After you have added the Work Queue Length counter to the Performance Monitor, expand the Performance Logs and Alerts container found on the left side of the screen. Next, right click on the Alerts container and select the New Alert Settings command from the resulting shortcut menu. When you do, you will be prompted to enter a name for the alert that you are creating. For this example, we will call the new alert MTA.

Next, click the Add button and add in the Work Queue Length counter. You will now have to specify an alert value. This value will really vary depending on what's normal for your own organization. I have seen some organizations in which it is normal to have 50 items in queue at a time. In my own organization though, having ten items in queue would probably indicate a major problem. Just pick a value that's appropriate for your organization and enter it into the Limit field. Make sure that the Alert When Value Is field is set to Over.

The next section of the dialog box, shown in Figure D, is the Sample Data section. By default, Windows is configured to sample data every five seconds. For what we are doing, I think that five seconds is way too often to sample data. Think about it for a moment. If the MTA queues were to back up, an alert would be issued every five seconds until you fix the problem. That could potentially flood you with e-mail and also has the potential to make the MTA problem worse.

Figure D

You can create alerts based on performance monitor counters.

After you have filled in the dialog box's General tab, it's time to fill in the Action tab. The Action tab tells the server what course of action to take if an alert is issued. By default, the only course of action that is taken is to log an entry to the application event log. There is an option to send a network message, but I prefer not to use this option because doing so means that you are depending on the recipient running the Messenger service. Many people disable the Messenger service for security reasons, so there is a good chance that the recipient may never get the message. Instead, I prefer to use the Run This Program option.

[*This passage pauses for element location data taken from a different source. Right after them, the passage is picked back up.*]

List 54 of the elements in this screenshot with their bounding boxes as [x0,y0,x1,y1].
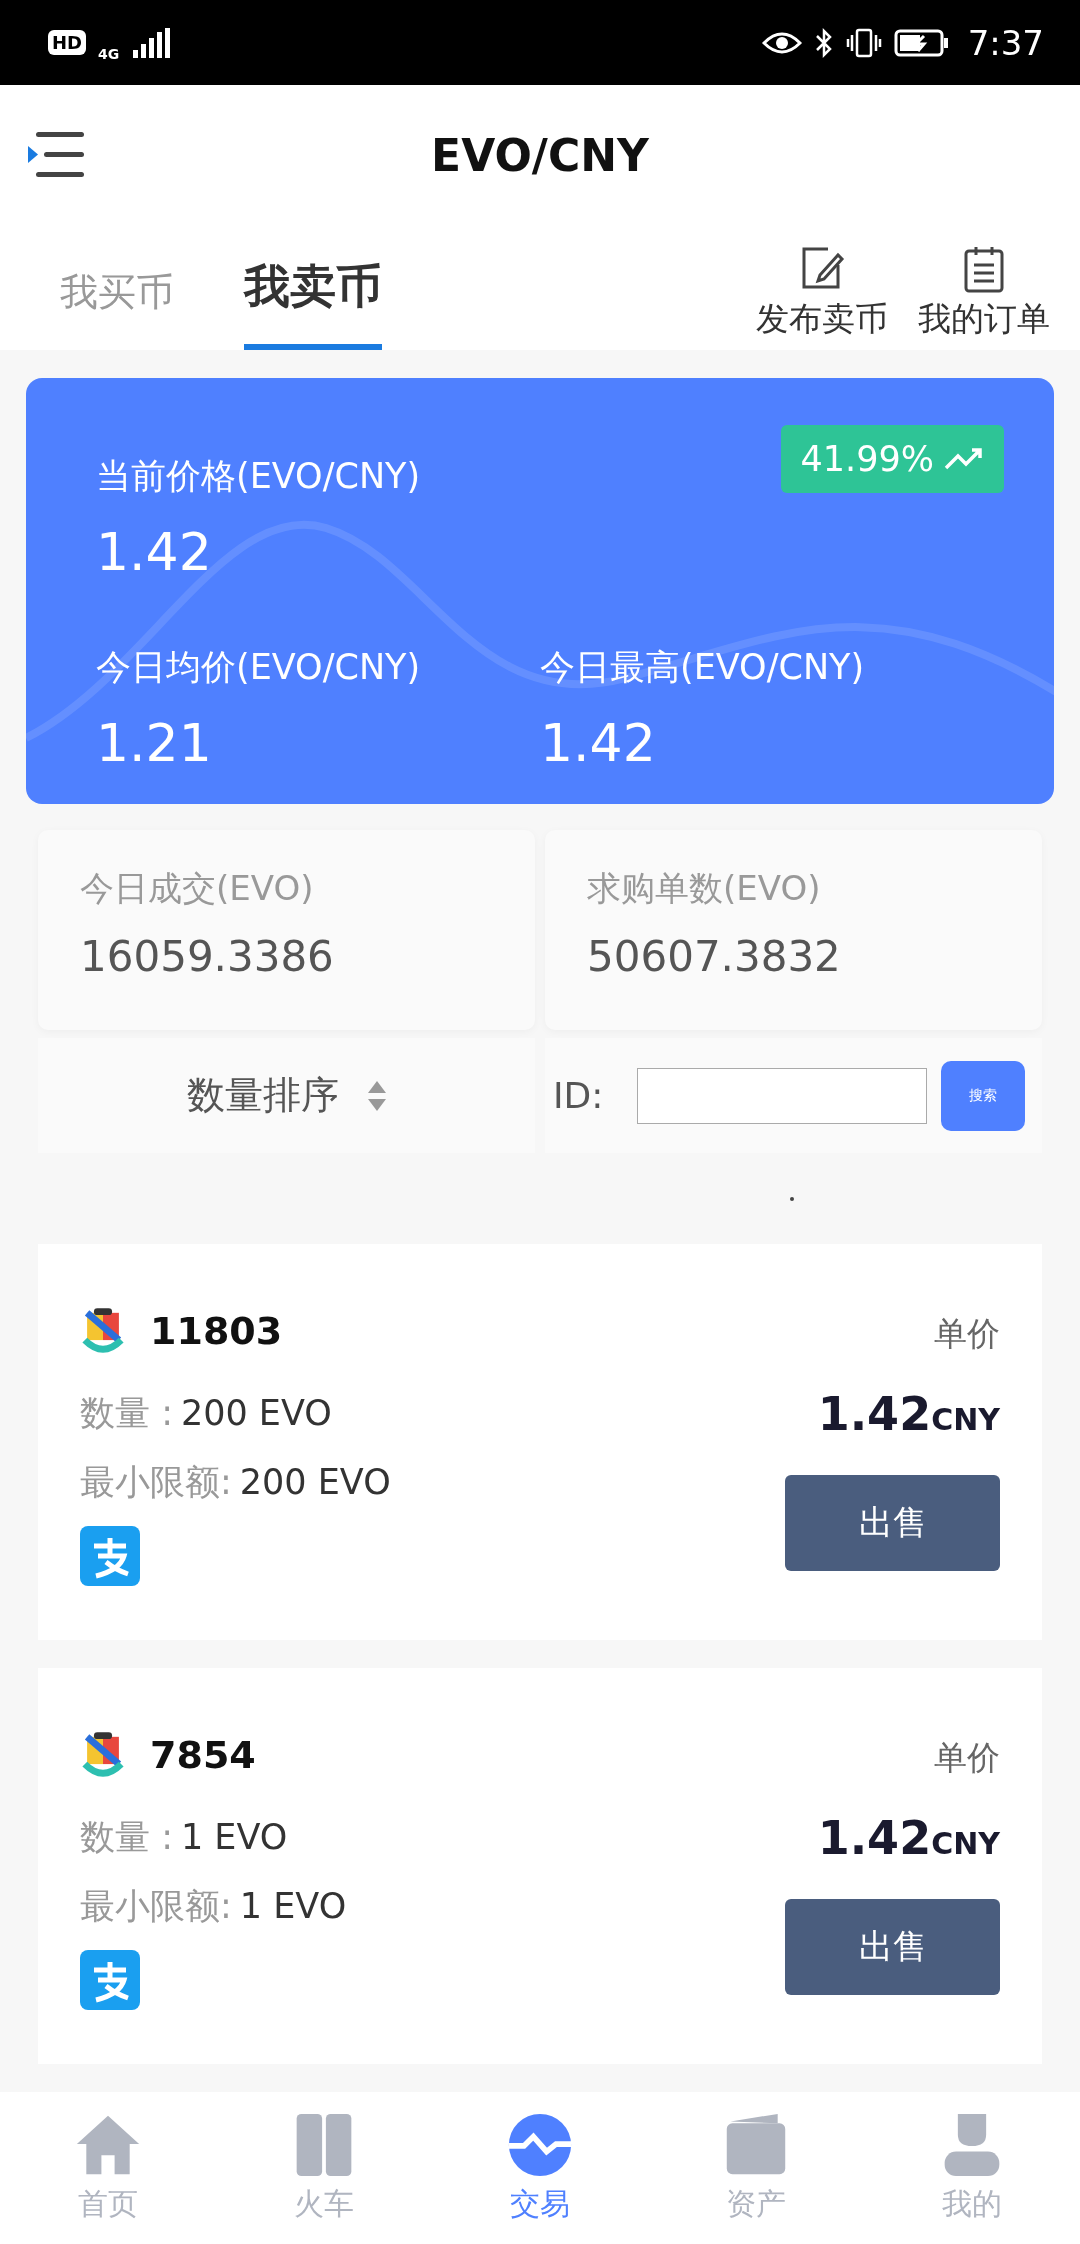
trade-icon [507,2111,573,2178]
signal-icon [131,27,172,58]
user-id: 11803 [150,1309,283,1353]
tab[interactable]: 我卖币 [244,256,382,350]
unit-price: 1.42CNY [817,1811,1000,1865]
summary-value: 50607.3832 [587,932,842,982]
quantity-value: 200 EVO [180,1393,332,1433]
id-label: ID: [553,1075,604,1117]
search-button[interactable]: 搜索 [941,1060,1026,1131]
stat-label: 今日均价(EVO/CNY) [96,646,422,689]
user-logo-icon [80,1306,126,1356]
stat-value: 1.42 [540,713,657,773]
hd-badge: HD [48,30,86,55]
user-id: 7854 [150,1733,256,1777]
clock-time: 7:37 [967,22,1044,63]
battery-icon [893,27,950,58]
nav-tab[interactable]: 我的 [939,2111,1005,2225]
action-button[interactable]: 发布卖币 [756,245,888,342]
quantity-label: 数量 : [80,1817,173,1857]
summary-label: 求购单数(EVO) [587,867,822,911]
alipay-icon [80,1526,140,1586]
nav-tab[interactable]: 交易 [507,2111,573,2225]
min-limit-label: 最小限额: [80,1462,232,1502]
unit-price-label: 单价 [934,1313,1000,1355]
tab[interactable]: 我买币 [60,267,174,350]
network-label: 4G [98,45,120,62]
separator-dot [790,1196,794,1201]
user-logo-icon [80,1730,126,1780]
min-limit-label: 最小限额: [80,1886,232,1926]
action-button[interactable]: 我的订单 [918,245,1050,342]
nav-tab[interactable]: 首页 [75,2111,141,2225]
summary-value: 16059.3386 [80,932,335,982]
quantity-value: 1 EVO [180,1817,288,1857]
min-limit-value: 200 EVO [239,1462,391,1502]
min-limit-value: 1 EVO [239,1886,347,1926]
nav-tab[interactable]: 资产 [723,2111,789,2225]
sell-button[interactable]: 出售 [785,1899,1000,1995]
vibrate-icon [845,26,882,59]
nav-tab[interactable]: 火车 [291,2111,357,2225]
bluetooth-icon [813,26,834,59]
alipay-icon [80,1950,140,2010]
menu-icon[interactable] [26,130,86,180]
summary-label: 今日成交(EVO) [80,867,315,911]
price-value: 1.42 [96,522,213,582]
price-label: 当前价格(EVO/CNY) [96,455,421,498]
id-input-field[interactable] [637,1067,928,1124]
quantity-label: 数量 : [80,1393,173,1433]
sell-button[interactable]: 出售 [785,1475,1000,1571]
unit-price-label: 单价 [934,1737,1000,1779]
page-title: EVO/CNY [430,129,650,181]
stat-label: 今日最高(EVO/CNY) [540,646,866,689]
stat-value: 1.21 [96,713,213,773]
change-text: 41.99% [800,439,934,479]
unit-price: 1.42CNY [817,1387,1000,1441]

The nice thing about the Run This Program option is that it allows you to create a script that not only notifies you of the problem, but that also takes corrective action. For example, if I were going to write a script that dealt with the MTA queues backing up, I would probably begin by using the net stop and net start commands to stop and restart the Microsoft Exchange MTA Stacks service. After that I would want to be notified by e-mail that the server was having problems.

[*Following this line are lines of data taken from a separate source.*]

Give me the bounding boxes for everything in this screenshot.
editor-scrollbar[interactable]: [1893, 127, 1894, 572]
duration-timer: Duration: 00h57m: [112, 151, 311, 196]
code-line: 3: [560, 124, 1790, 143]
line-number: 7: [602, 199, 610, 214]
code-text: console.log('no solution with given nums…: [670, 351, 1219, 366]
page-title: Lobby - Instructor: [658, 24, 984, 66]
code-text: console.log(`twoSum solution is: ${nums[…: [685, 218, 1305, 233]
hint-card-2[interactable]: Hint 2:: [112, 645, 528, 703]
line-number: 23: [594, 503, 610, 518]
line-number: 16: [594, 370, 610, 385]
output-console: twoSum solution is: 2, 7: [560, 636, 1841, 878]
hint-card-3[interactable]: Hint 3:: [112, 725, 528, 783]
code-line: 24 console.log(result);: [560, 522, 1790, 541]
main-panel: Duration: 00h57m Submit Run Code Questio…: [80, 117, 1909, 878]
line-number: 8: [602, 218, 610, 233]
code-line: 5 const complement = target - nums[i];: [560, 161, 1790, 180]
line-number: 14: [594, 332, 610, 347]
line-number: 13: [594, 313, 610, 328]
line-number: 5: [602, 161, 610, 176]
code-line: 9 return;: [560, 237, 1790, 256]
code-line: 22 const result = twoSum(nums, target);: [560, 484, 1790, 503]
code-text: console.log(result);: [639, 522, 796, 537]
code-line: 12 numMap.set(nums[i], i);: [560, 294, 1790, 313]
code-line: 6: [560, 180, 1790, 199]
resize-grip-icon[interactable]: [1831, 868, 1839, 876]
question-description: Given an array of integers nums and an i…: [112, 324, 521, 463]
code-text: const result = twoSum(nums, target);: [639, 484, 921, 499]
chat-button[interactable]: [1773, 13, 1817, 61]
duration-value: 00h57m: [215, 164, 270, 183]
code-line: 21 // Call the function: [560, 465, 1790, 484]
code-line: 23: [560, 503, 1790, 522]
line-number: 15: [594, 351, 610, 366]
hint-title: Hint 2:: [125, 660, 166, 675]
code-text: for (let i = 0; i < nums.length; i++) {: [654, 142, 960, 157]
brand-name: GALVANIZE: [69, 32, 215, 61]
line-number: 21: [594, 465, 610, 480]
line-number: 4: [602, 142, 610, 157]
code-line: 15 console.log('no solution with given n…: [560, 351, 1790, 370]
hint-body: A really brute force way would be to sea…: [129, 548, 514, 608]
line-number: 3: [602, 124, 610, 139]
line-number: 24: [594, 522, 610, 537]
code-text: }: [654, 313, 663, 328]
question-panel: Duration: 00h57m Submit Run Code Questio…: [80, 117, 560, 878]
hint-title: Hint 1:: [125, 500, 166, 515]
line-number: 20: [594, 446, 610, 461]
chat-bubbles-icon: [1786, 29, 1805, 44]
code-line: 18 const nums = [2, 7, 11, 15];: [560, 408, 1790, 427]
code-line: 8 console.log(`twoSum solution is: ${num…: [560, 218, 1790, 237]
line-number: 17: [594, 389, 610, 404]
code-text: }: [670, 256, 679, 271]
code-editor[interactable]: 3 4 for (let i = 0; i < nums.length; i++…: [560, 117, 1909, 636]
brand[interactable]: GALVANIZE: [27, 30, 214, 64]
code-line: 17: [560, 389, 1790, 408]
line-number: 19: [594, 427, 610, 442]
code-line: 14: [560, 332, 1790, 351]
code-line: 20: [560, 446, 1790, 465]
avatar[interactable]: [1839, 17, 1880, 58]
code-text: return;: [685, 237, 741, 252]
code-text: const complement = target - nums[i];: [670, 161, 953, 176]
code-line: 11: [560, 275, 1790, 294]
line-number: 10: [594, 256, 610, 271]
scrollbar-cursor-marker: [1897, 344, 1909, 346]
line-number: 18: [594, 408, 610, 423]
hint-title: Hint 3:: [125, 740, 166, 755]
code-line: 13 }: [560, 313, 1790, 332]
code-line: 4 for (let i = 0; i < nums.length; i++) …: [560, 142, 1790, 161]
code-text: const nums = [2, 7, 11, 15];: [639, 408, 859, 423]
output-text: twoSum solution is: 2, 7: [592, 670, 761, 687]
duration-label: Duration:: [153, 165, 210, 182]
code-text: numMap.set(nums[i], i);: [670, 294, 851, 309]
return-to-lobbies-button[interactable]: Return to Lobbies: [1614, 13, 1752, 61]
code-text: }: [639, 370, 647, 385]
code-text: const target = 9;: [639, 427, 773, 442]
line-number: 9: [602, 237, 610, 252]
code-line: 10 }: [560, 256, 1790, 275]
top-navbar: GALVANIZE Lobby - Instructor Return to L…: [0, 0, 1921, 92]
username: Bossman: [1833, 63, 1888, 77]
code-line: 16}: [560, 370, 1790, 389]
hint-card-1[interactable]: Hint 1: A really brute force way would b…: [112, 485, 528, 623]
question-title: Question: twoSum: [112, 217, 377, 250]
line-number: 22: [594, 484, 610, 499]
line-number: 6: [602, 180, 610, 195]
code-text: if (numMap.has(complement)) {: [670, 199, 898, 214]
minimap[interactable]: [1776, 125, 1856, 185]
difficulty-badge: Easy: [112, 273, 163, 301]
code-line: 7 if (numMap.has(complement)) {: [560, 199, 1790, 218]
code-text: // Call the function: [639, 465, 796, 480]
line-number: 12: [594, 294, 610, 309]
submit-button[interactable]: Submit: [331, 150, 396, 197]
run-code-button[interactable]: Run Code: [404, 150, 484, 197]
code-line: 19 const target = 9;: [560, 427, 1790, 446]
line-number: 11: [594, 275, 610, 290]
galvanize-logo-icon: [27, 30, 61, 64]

There are ways to access Exchange Server from a command line and send an e-mail from a script. Keep in mind though that if your MTA queues are jammed up or if the server is having other types of problems, the message might never be delivered. For this reason, I prefer to use a third party utility for scripting an e-mail message. Such a utility will work whether Exchange is functioning or not. One popular utility for doing so is Febooti Command Line E-Mail. A typical Febooti command looks something like this:

Febootimail--FROM Exchange Server Malfunction--TEXT The MTA queues are backed up

Don't wait for problems to appear

Exchange Server has never been easy to manage. However, by taking advantage of the built-in monitoring tools and some elementary scripting, you can be alerted of minor problems before they become major issues.